Plant root inspired protrusions enhance intruder anchoring force in dry granular media

Diverse systems that interact with soft substrates can take advantage of complex structures to modify local stresses and flows to improve intrusion resistance [Agarwal et al., Soft Matter 2021]. Less is known about how extrusion resistance is modified by complex structures.
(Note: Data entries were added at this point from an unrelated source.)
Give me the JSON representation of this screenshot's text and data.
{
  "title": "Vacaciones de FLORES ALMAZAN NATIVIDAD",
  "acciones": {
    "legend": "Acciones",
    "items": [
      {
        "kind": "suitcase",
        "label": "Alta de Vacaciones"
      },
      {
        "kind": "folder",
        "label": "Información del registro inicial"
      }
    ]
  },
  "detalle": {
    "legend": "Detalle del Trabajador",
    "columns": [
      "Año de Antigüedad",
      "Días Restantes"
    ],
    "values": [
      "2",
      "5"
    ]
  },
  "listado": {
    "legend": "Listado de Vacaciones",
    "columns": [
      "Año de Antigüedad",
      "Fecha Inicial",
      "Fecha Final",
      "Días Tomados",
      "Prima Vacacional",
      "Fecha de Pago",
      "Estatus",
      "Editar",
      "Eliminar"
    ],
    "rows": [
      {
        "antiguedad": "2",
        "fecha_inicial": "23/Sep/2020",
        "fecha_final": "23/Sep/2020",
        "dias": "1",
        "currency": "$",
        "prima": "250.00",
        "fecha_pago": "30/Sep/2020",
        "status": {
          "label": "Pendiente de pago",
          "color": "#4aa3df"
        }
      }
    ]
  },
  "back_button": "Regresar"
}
This is particularly relevant in plants as studies have shown that networks of hairs lining roots can increase anchoring force and enhance soil stability [Bengough et al.,J Exp Bot 2016]. To discover the principles for biological and engineering anchoring resistance, we study forces experienced by rigid cylinders (8.3mm diameter) incorporating rigid protrusions (3mm by 5mm) as it is pulled from a model noncohesive soft substrate, dry granular media (1mm diameter particles). In laboratory experiments and validated Discrete Element Method simulations we measured peak pullout force as a function of distance between hairs. We observed that roots exhibited limited anchoring force for both too sparse and too dense hairs and peaked by approximately 3x in force at intermediate spacing of 1-2cm between hairs. Our results are in accord with tests of a novel burrowing soft robot, generating hair-like structures during intrusion. Investigating the plant-inspired complex interactions with GM could inform future robot designs capable of effective robotic burrowing, and anchoring.